Dans cette opération, axée sur les constructions verbales, trois directions seront explorées : (a) l’une est centrée sur l’étude des mécanismes de grammaticalisation, de lexicalisation et de constructionalisation de l’expression du don et du transfert, (b) la seconde s’attache à la question des périphrases verbales, (c) la troisième s’intéresse aux transferts de sens d’un domaine sémantique à un autre. Ces études seront menées dans le cadre de la grammaire cognitive et des grammaires de construction :
(a) Dans les années passées, nous avons développé des travaux sur l’expression du don et plus particulièrement sur le verbe donner dans une dizaine de langues de familles différentes. Nous avons abordé la question de la polysémie (construction de don > construction de transfert), nous avons également abordé la question de la polyfonctionnalité (notamment la forme gei en chinois ou aoj en khmer). Enfin, nous nous sommes interrogés sur le phénomène particulier d’énantiosémie (termes polysémiques dont au moins deux des sens sont des antonymes que présentent certains synonymes de donner (cf. Legallois 2012)). Ancrées dans la perspective de la linguistique cognitive (dans la lignée des travaux fondateurs de Langacker (1987, 1991)) et en particulier des grammaires de constructions (Goldberg 1995), ces études ont montré que le transfert associé au DON se caractérise par le fait qu’il est asymétrique. Il implique plusieurs actants (la Source du transfert, la Cible du transfert, l’Objet du transfert), mais aussi une direction orientée de la source vers la cible qui implique une causativité.

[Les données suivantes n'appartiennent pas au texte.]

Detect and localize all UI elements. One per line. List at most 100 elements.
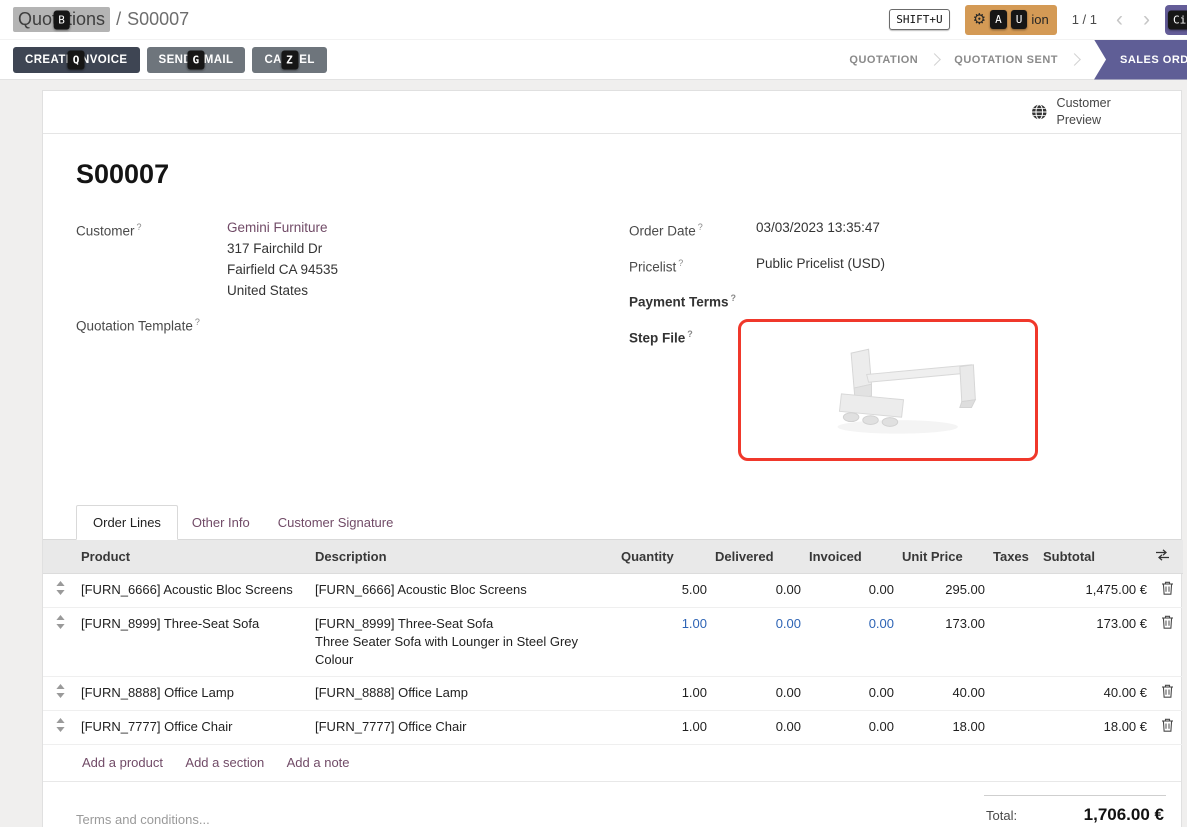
quantity-cell[interactable]: 1.00: [617, 710, 711, 744]
customer-value: Gemini Furniture 317 Fairchild Dr Fairfi…: [227, 217, 338, 301]
chevron-right-icon: [928, 53, 941, 66]
total-value: 1,706.00 €: [1084, 805, 1164, 825]
unit-price-cell[interactable]: 18.00: [898, 710, 989, 744]
shortcut-badge-shift-u: SHIFT+U: [889, 9, 949, 30]
customer-preview-button[interactable]: Customer Preview: [1031, 95, 1141, 129]
order-lines-body: [FURN_6666] Acoustic Bloc Screens [FURN_…: [43, 573, 1183, 744]
product-cell[interactable]: [FURN_8999] Three-Seat Sofa: [77, 607, 311, 676]
send-email-button[interactable]: SEND EMAIL G: [147, 47, 246, 73]
step-file-image[interactable]: [738, 319, 1038, 461]
pager-previous-icon[interactable]: ‹: [1116, 9, 1123, 30]
unit-price-cell[interactable]: 173.00: [898, 607, 989, 676]
field-grid: Customer? Gemini Furniture 317 Fairchild…: [76, 217, 1165, 472]
subtotal-cell: 1,475.00 €: [1039, 573, 1151, 607]
payment-terms-field: Payment Terms?: [629, 288, 1165, 313]
action-menu-label: ion: [1031, 12, 1048, 27]
description-cell[interactable]: [FURN_8888] Office Lamp: [311, 676, 617, 710]
tab-order-lines[interactable]: Order Lines: [76, 505, 178, 540]
create-button[interactable]: Ci: [1165, 5, 1187, 35]
delete-row-icon[interactable]: [1161, 684, 1174, 703]
customer-field: Customer? Gemini Furniture 317 Fairchild…: [76, 217, 629, 301]
invoiced-cell[interactable]: 0.00: [805, 710, 898, 744]
status-sales-order[interactable]: SALES ORDER: [1094, 40, 1187, 80]
optional-columns-icon[interactable]: [1155, 549, 1170, 561]
sheet-top-strip: Customer Preview: [43, 91, 1181, 134]
delivered-cell[interactable]: 0.00: [711, 676, 805, 710]
control-panel-right: SHIFT+U ⚙ A U ion 1 / 1 ‹ › Ci: [889, 0, 1187, 39]
shortcut-badge-z: Z: [281, 50, 298, 69]
delete-row-icon[interactable]: [1161, 718, 1174, 737]
product-cell[interactable]: [FURN_6666] Acoustic Bloc Screens: [77, 573, 311, 607]
drag-handle-icon[interactable]: [56, 718, 65, 737]
drag-handle-icon[interactable]: [56, 581, 65, 600]
table-row[interactable]: [FURN_8999] Three-Seat Sofa [FURN_8999] …: [43, 607, 1183, 676]
status-quotation-sent[interactable]: QUOTATION SENT: [954, 54, 1058, 66]
help-icon: ?: [698, 222, 703, 232]
tab-other-info[interactable]: Other Info: [178, 506, 264, 539]
add-a-product-link[interactable]: Add a product: [82, 755, 163, 770]
pricelist-value[interactable]: Public Pricelist (USD): [756, 253, 885, 274]
order-lines-table: Product Description Quantity Delivered I…: [43, 540, 1183, 745]
invoiced-cell[interactable]: 0.00: [805, 676, 898, 710]
action-menu-button[interactable]: ⚙ A U ion: [965, 5, 1057, 35]
tab-customer-signature[interactable]: Customer Signature: [264, 506, 408, 539]
cancel-button[interactable]: CANCEL Z: [252, 47, 326, 73]
delete-row-icon[interactable]: [1161, 615, 1174, 634]
shortcut-badge-a: A: [990, 10, 1007, 29]
product-cell[interactable]: [FURN_8888] Office Lamp: [77, 676, 311, 710]
breadcrumb-separator: /: [116, 9, 121, 30]
drag-handle-icon[interactable]: [56, 684, 65, 703]
taxes-cell[interactable]: [989, 607, 1039, 676]
unit-price-cell[interactable]: 295.00: [898, 573, 989, 607]
add-a-section-link[interactable]: Add a section: [185, 755, 264, 770]
shortcut-badge-ci: Ci: [1168, 10, 1187, 29]
subtotal-cell: 40.00 €: [1039, 676, 1151, 710]
field-column-left: Customer? Gemini Furniture 317 Fairchild…: [76, 217, 629, 472]
breadcrumb-quotations[interactable]: Quotations B: [13, 7, 110, 32]
shortcut-badge-b: B: [53, 10, 70, 29]
delivered-cell[interactable]: 0.00: [711, 573, 805, 607]
delivered-column-header[interactable]: Delivered: [711, 540, 805, 574]
create-invoice-button[interactable]: CREATE INVOICE Q: [13, 47, 140, 73]
breadcrumb: Quotations B / S00007: [13, 7, 189, 32]
quantity-cell[interactable]: 5.00: [617, 573, 711, 607]
description-cell[interactable]: [FURN_6666] Acoustic Bloc Screens: [311, 573, 617, 607]
quantity-cell[interactable]: 1.00: [617, 607, 711, 676]
unit-price-column-header[interactable]: Unit Price: [898, 540, 989, 574]
customer-link[interactable]: Gemini Furniture: [227, 220, 328, 235]
subtotal-cell: 173.00 €: [1039, 607, 1151, 676]
add-a-note-link[interactable]: Add a note: [287, 755, 350, 770]
delivered-cell[interactable]: 0.00: [711, 710, 805, 744]
order-date-value[interactable]: 03/03/2023 13:35:47: [756, 217, 880, 238]
table-row[interactable]: [FURN_8888] Office Lamp [FURN_8888] Offi…: [43, 676, 1183, 710]
pager-next-icon[interactable]: ›: [1143, 9, 1150, 30]
delete-row-icon[interactable]: [1161, 581, 1174, 600]
product-cell[interactable]: [FURN_7777] Office Chair: [77, 710, 311, 744]
taxes-cell[interactable]: [989, 573, 1039, 607]
breadcrumb-record: S00007: [127, 9, 189, 30]
taxes-cell[interactable]: [989, 710, 1039, 744]
invoiced-cell[interactable]: 0.00: [805, 573, 898, 607]
quantity-column-header[interactable]: Quantity: [617, 540, 711, 574]
unit-price-cell[interactable]: 40.00: [898, 676, 989, 710]
action-bar: CREATE INVOICE Q SEND EMAIL G CANCEL Z Q…: [0, 40, 1187, 80]
description-column-header[interactable]: Description: [311, 540, 617, 574]
invoiced-cell[interactable]: 0.00: [805, 607, 898, 676]
delivered-cell[interactable]: 0.00: [711, 607, 805, 676]
terms-placeholder[interactable]: Terms and conditions...: [43, 795, 210, 827]
total-box: Total: 1,706.00 €: [984, 795, 1166, 827]
taxes-column-header[interactable]: Taxes: [989, 540, 1039, 574]
drag-handle-icon[interactable]: [56, 615, 65, 634]
taxes-cell[interactable]: [989, 676, 1039, 710]
table-row[interactable]: [FURN_7777] Office Chair [FURN_7777] Off…: [43, 710, 1183, 744]
table-row[interactable]: [FURN_6666] Acoustic Bloc Screens [FURN_…: [43, 573, 1183, 607]
subtotal-column-header[interactable]: Subtotal: [1039, 540, 1151, 574]
quantity-cell[interactable]: 1.00: [617, 676, 711, 710]
invoiced-column-header[interactable]: Invoiced: [805, 540, 898, 574]
help-icon: ?: [678, 258, 683, 268]
product-column-header[interactable]: Product: [77, 540, 311, 574]
status-quotation[interactable]: QUOTATION: [849, 54, 918, 66]
description-cell[interactable]: [FURN_7777] Office Chair: [311, 710, 617, 744]
help-icon: ?: [195, 317, 200, 327]
description-cell[interactable]: [FURN_8999] Three-Seat Sofa Three Seater…: [311, 607, 617, 676]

Le programme de recherche de cette opération entend développer pour d’autres langues l’étude des constructions de don en lien avec l’expression de la causativité. Nous chercherons à montrer comment cette dimension sémantique de la causativité peut permettre d’expliquer notamment le changement de fonction (polyfonctionnalité) de la forme verbale donner dans certaines langues. Par exemple, en français la forme (donner/(variation) doner/duner) évolue en diachronie vers un usage comme semi-auxiliaire de causation donner Vinf équivalent à faire causatif (ex : donner à faire/faire faire) ou permissif (ex : donner à voir/ faire voir /laisser voir) (cf. Gougenheim 1929 : 336). On s’attachera à observer si de semblables évolutions ont lieu dans d’autres langues (par exemple en khmer (aoj), en kurde (dan), en roumain (da)), ou dans des langues en contact comme le bru, le kri, et le saek, (en collaboration avec M. Lutz-Hughes langues et N. Enfield de l’Université de Sydney).

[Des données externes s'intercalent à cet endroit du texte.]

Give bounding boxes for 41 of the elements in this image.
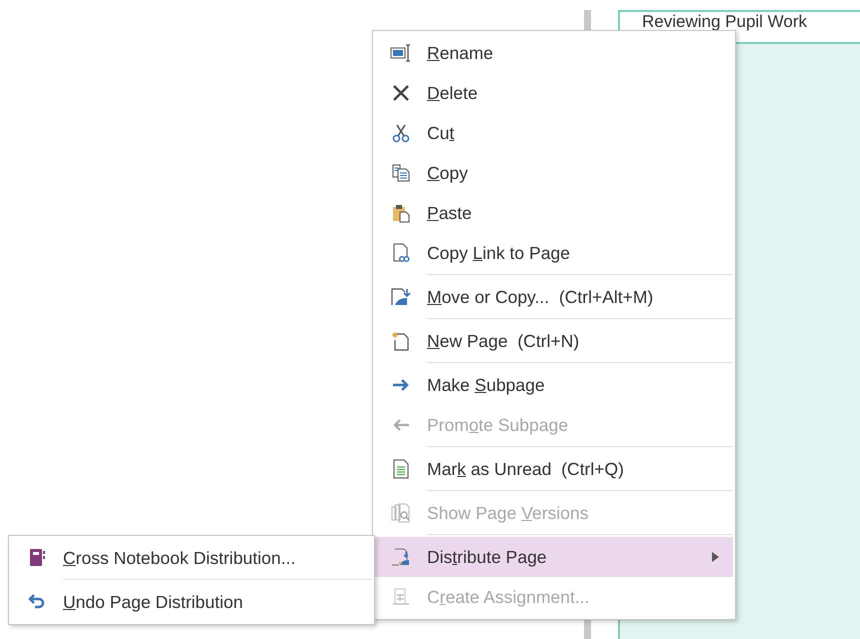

(b) Toujours dans la perspective de la grammaire cognitive, et celle d’un continuum entre lexique et grammaire, la notion de périphrase verbale (Gosselin 2010) sera étudiée dans plusieurs langues : périphrases verbales de causation en français dans une perspective diachronique (M. Bouveret) (‘ex. faire / laisser / mettre VInf), périphrases d’aspect en chinois (D. Zhang) (ex. yao + V) et périphrases verbales de temporalité en français et en anglais (M. Laplanche) (ex. take VInf). Le modèle SDT (Sémantique de la Temporalité, Gosselin 1996) sous-tend la méthodologie d’analyse de ces travaux.
(c) Seront également explorées la question du transfert d’un domaine sémantique à un autre, et les relations sémantiques de synonymie. Nous nous pencherons en particulier sur la classe des verbes de séparation en français et en anglais. La méthodologie utilisée repose sur les concepts de frames et constructions (Fillmore 1982, Goldberg 1995, Sullivan 2013, Dancygier and Sweetser 2014, Bouveret et Sweetser 2009).